For more than a year, Nvidia’s customers have been snatching up all of the AI accelerator chips the company can produce. That fuelled a doubling in Nvidia’s revenue in its last fiscal year to $61 billion (R1.1 trillion) and sales are projected to nearly double again in the current period.

To bullish investors, that spending is only just beginning as more companies seek ways to utilise artificial intelligence to help expand their businesses, create new products and improve efficiency. Nvidia’s resulting revenue and profit growth in that scenario would power the stock higher.

For bears, there’s still plenty of uncertainty about whether AI can live up to the hype and start delivering sufficient returns on investment.
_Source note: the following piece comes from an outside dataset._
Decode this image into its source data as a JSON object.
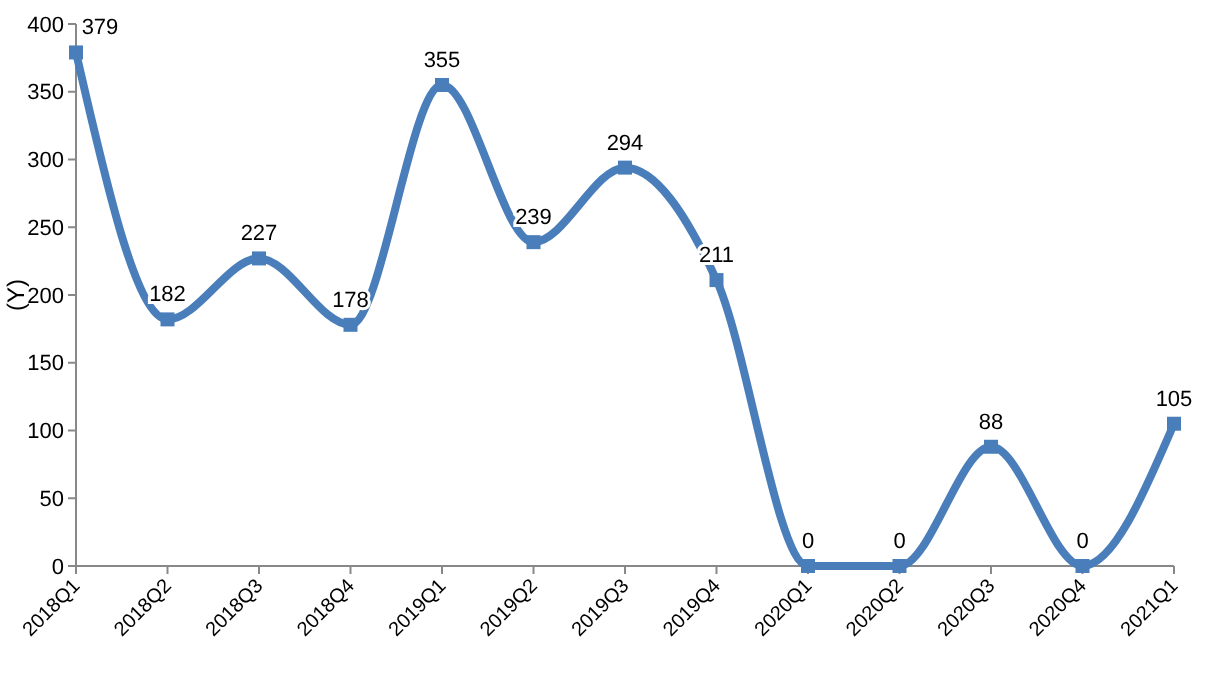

If not, demand is destined to cool and lead to a reckoning for Nvidia’s lofty valuation, which at 23 times projected sales is the most expensive in the S&P 500 Index.
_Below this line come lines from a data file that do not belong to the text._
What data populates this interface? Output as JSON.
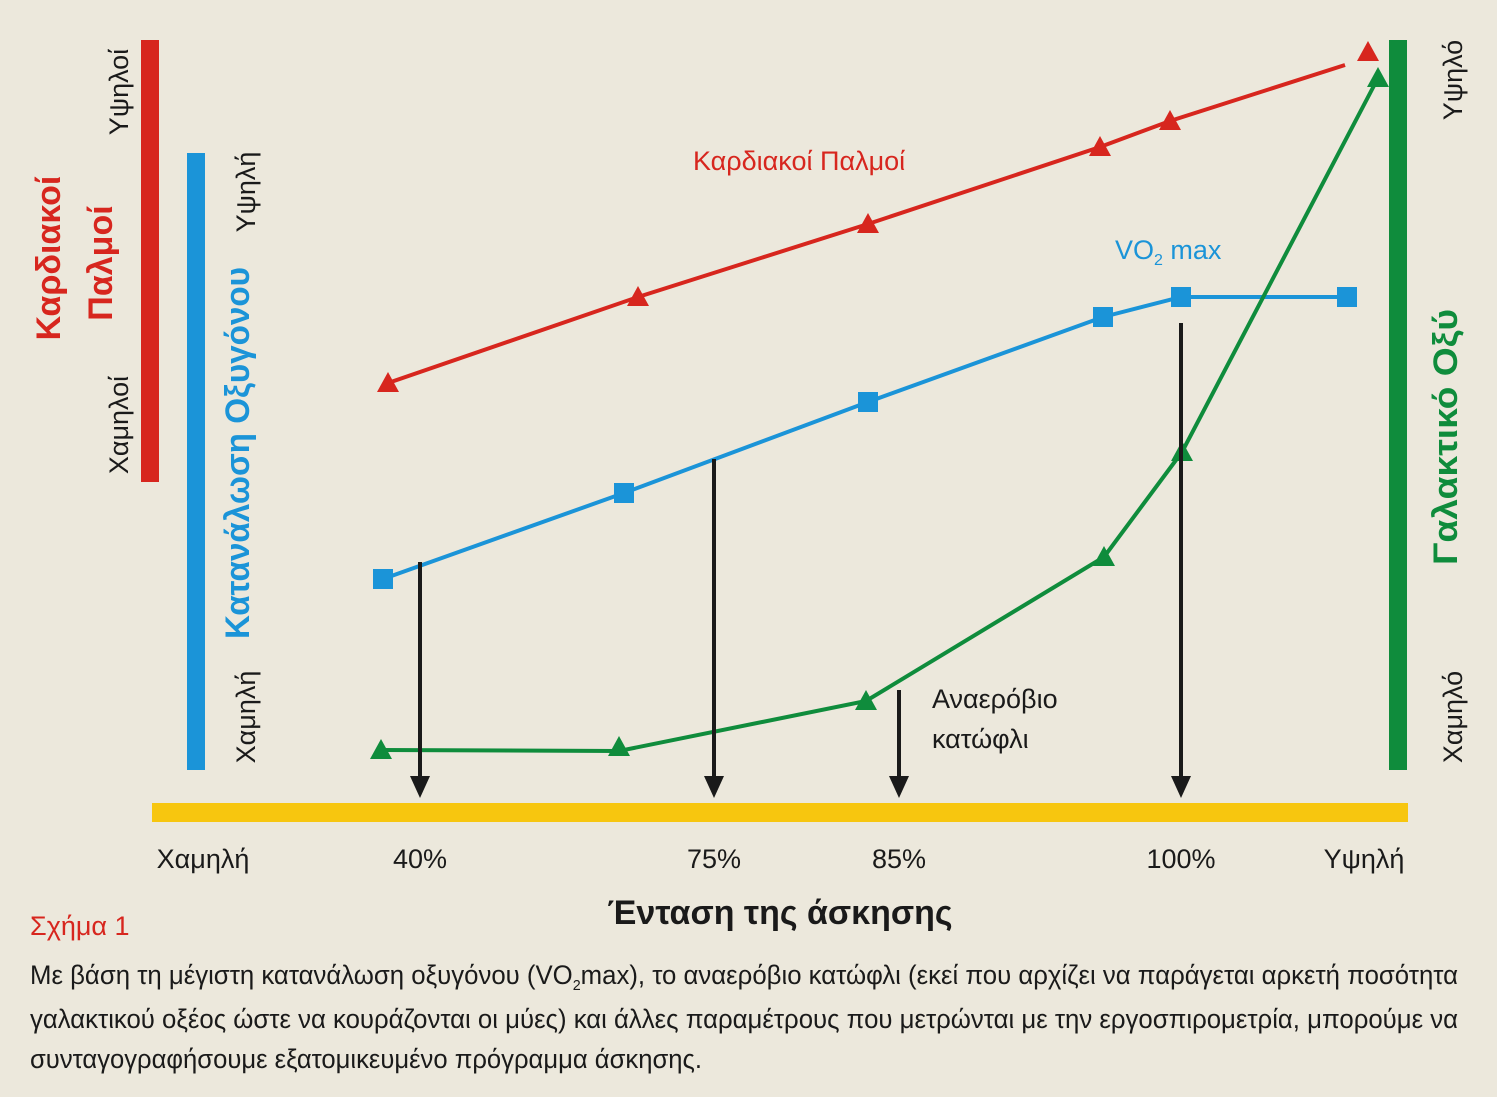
{
  "left_axes": {
    "heart_rate": {
      "high": "Υψηλοί",
      "low": "Χαμηλοί",
      "title": [
        "Καρδιακοί",
        "Παλμοί"
      ]
    },
    "oxygen": {
      "high": "Υψηλή",
      "low": "Χαμηλή",
      "title": "Κατανάλωση Οξυγόνου"
    }
  },
  "right_axis": {
    "high": "Υψηλό",
    "low": "Χαμηλό",
    "title": "Γαλακτικό Οξύ"
  },
  "curve_labels": {
    "heart_rate": "Καρδιακοί Παλμοί",
    "vo2": [
      "VO",
      "2",
      " max"
    ],
    "threshold": [
      "Αναερόβιο",
      "κατώφλι"
    ]
  },
  "x_axis": {
    "labels": [
      "Χαμηλή",
      "40%",
      "75%",
      "85%",
      "100%",
      "Υψηλή"
    ],
    "title": "Ένταση της άσκησης"
  },
  "caption": {
    "label": "Σχήμα 1",
    "lines": [
      [
        "Με βάση τη μέγιστη κατανάλωση οξυγόνου (VO",
        "2",
        "max), το αναερόβιο κατώφλι (εκεί που αρχίζει να παράγεται αρκετή ποσότητα"
      ],
      [
        "γαλακτικού οξέος ώστε να κουράζονται οι μύες) και άλλες παραμέτρους που μετρώνται με την εργοσπιρομετρία, μπορούμε να"
      ],
      [
        "συνταγογραφήσουμε εξατομικευμένο πρόγραμμα άσκησης."
      ]
    ]
  }
}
It’s that scenario which Michael Kirkbride, a partner and portfolio manager at Evercore Wealth Management, says is his biggest fear about Nvidia, even though he remains bullish on the stock.
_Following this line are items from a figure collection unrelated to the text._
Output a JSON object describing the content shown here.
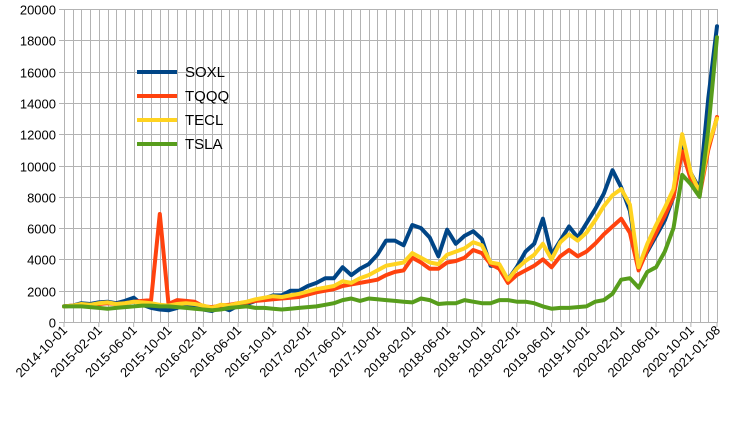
{
  "chart_data": {
    "type": "line",
    "title": "",
    "xlabel": "",
    "ylabel": "",
    "ylim": [
      0,
      20000
    ],
    "yticks": [
      0,
      2000,
      4000,
      6000,
      8000,
      10000,
      12000,
      14000,
      16000,
      18000,
      20000
    ],
    "ytick_labels": [
      "0",
      "2000",
      "4000",
      "6000",
      "8000",
      "10000",
      "12000",
      "14000",
      "16000",
      "18000",
      "20000"
    ],
    "x_tick_labels": [
      "2014-10-01",
      "2015-02-01",
      "2015-06-01",
      "2015-10-01",
      "2016-02-01",
      "2016-06-01",
      "2016-10-01",
      "2017-02-01",
      "2017-06-01",
      "2017-10-01",
      "2018-02-01",
      "2018-06-01",
      "2018-10-01",
      "2019-02-01",
      "2019-06-01",
      "2019-10-01",
      "2020-02-01",
      "2020-06-01",
      "2020-10-01",
      "2021-01-08"
    ],
    "x_tick_positions": [
      0,
      4,
      8,
      12,
      16,
      20,
      24,
      28,
      32,
      36,
      40,
      44,
      48,
      52,
      56,
      60,
      64,
      68,
      72,
      75
    ],
    "grid": true,
    "legend_placement": "upper-left",
    "series": [
      {
        "name": "SOXL",
        "color": "#004586",
        "values": [
          1000,
          1050,
          1200,
          1150,
          1250,
          1300,
          1200,
          1350,
          1550,
          1100,
          900,
          800,
          750,
          900,
          1100,
          950,
          800,
          700,
          950,
          750,
          1050,
          1150,
          1350,
          1500,
          1700,
          1700,
          2000,
          2000,
          2300,
          2500,
          2800,
          2800,
          3500,
          3000,
          3400,
          3700,
          4300,
          5200,
          5200,
          4900,
          6200,
          6000,
          5400,
          4200,
          5900,
          5000,
          5500,
          5800,
          5300,
          3600,
          3600,
          2700,
          3500,
          4500,
          5000,
          6600,
          4300,
          5200,
          6100,
          5400,
          6300,
          7200,
          8200,
          9700,
          8600,
          7100,
          3500,
          4500,
          5500,
          6500,
          8000,
          11400,
          9500,
          8500,
          14300,
          18900
        ]
      },
      {
        "name": "TQQQ",
        "color": "#ff420e",
        "values": [
          1000,
          1050,
          1100,
          1050,
          1150,
          1200,
          1150,
          1200,
          1300,
          1350,
          1400,
          6900,
          1150,
          1400,
          1350,
          1300,
          1000,
          950,
          1050,
          1100,
          1200,
          1250,
          1350,
          1400,
          1450,
          1500,
          1550,
          1600,
          1750,
          1900,
          2000,
          2100,
          2300,
          2400,
          2500,
          2600,
          2700,
          3000,
          3200,
          3300,
          4100,
          3800,
          3400,
          3400,
          3800,
          3900,
          4100,
          4600,
          4400,
          3700,
          3400,
          2500,
          3000,
          3300,
          3600,
          4000,
          3500,
          4200,
          4600,
          4200,
          4500,
          5000,
          5600,
          6100,
          6600,
          5700,
          3300,
          4600,
          5700,
          6800,
          8000,
          10900,
          9100,
          8100,
          11000,
          13100
        ]
      },
      {
        "name": "TECL",
        "color": "#ffd320",
        "values": [
          1000,
          1050,
          1150,
          1100,
          1200,
          1250,
          1150,
          1200,
          1300,
          1250,
          1200,
          1100,
          1050,
          1150,
          1200,
          1150,
          1050,
          900,
          1100,
          1050,
          1200,
          1300,
          1450,
          1550,
          1650,
          1600,
          1700,
          1800,
          1950,
          2100,
          2200,
          2300,
          2600,
          2500,
          2800,
          3000,
          3300,
          3600,
          3700,
          3800,
          4400,
          4100,
          3800,
          3700,
          4300,
          4500,
          4700,
          5100,
          4900,
          3800,
          3700,
          2700,
          3400,
          3900,
          4300,
          5000,
          4000,
          5100,
          5600,
          5200,
          5700,
          6500,
          7400,
          8100,
          8500,
          7500,
          3500,
          5000,
          6200,
          7300,
          8500,
          12000,
          9500,
          8300,
          11300,
          13000
        ]
      },
      {
        "name": "TSLA",
        "color": "#579d1c",
        "values": [
          1000,
          1000,
          1000,
          950,
          900,
          850,
          900,
          950,
          1000,
          1050,
          1050,
          1000,
          1000,
          950,
          900,
          850,
          800,
          750,
          800,
          900,
          950,
          1000,
          900,
          900,
          850,
          800,
          850,
          900,
          950,
          1000,
          1100,
          1200,
          1400,
          1500,
          1350,
          1500,
          1450,
          1400,
          1350,
          1300,
          1250,
          1500,
          1400,
          1150,
          1200,
          1200,
          1400,
          1300,
          1200,
          1200,
          1400,
          1400,
          1300,
          1300,
          1200,
          1000,
          850,
          900,
          900,
          950,
          1000,
          1300,
          1400,
          1800,
          2700,
          2800,
          2200,
          3200,
          3500,
          4500,
          6000,
          9400,
          8800,
          8000,
          12300,
          18200
        ]
      }
    ]
  }
}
“The longer term risk for all of this – and this is a multi-year risk – is that AI turns out to be a bust,” he said. “If AI turns out to be not the next internet and turns out to be the next telco, this will be a lot of ill money spent.”

Kirkbride is referring to the costly build-out of telecommunications networks in the 1990s in anticipation of a rapid internet traffic increase, which ultimately materialised at a much slower pace. Heavy spending and overly optimistic projections helped propel stocks like Cisco Systems Inc to levels it still hasn’t surpassed more than two decades later.

Investors got a taste of what a reckoning for Nvidia shares might look like when the chipmaker, seemingly out of the blue, plunged 13% over the span of just three days, erasing $430bn in market value.

The shares snapped back on Tuesday and after edging higher again on Wednesday, have recouped about half their losses from the sell-off. Nvidia shares fell in premarket trading on Thursday after results from fellow chipmaker Micron Technology Inc.

Nvidia’s biggest customers – Microsoft, Meta Platforms, Amazon.com, and Alphabet – have collectively ploughed more than $150bn into capital expenditures in the past four quarters. A big chunk of that is going to Nvidia, which dominates the market for chips that do the heavy lifting in AI computing.

Not only have those companies pledged to keep buying this year, many of them say they plan to spend even more.

For Steve Eisman, the Neuberger Berman senior portfolio manager who correctly bet against subprime mortgages before the 2008 financial crisis, that spending outlook gives Nvidia shares plenty of runway to keep rallying.

DA Davidson’s Gil Luria is less certain. One of the few analysts on Wall Street with a hold rating on Nvidia, Luria acknowledges that cloud services providers like Microsoft and Amazon are likely to remain “insatiable” for the next year or two but after that he sees more uncertainty.

“Those customers will have to deliver a very significant return on investment to justify more data centre equipment and data centre spending,” Luria said. “Until that happens the expectations for Nvidia for 2026 and beyond look very, very ambitious,” he added, noting that so far their returns were paltry in comparison to spending.

John Belton, a portfolio manager at Gabelli Funds, acknowledges that insufficient return on investment from customers could become a problem for Nvidia down the road, but he sees no reason to bail on the stock now.

“We are cognisant of the long-term dynamics and we do monitor them, but we’re not going to sell a name with such strong fundamental momentum, where we think things are going to get even better in the near term.”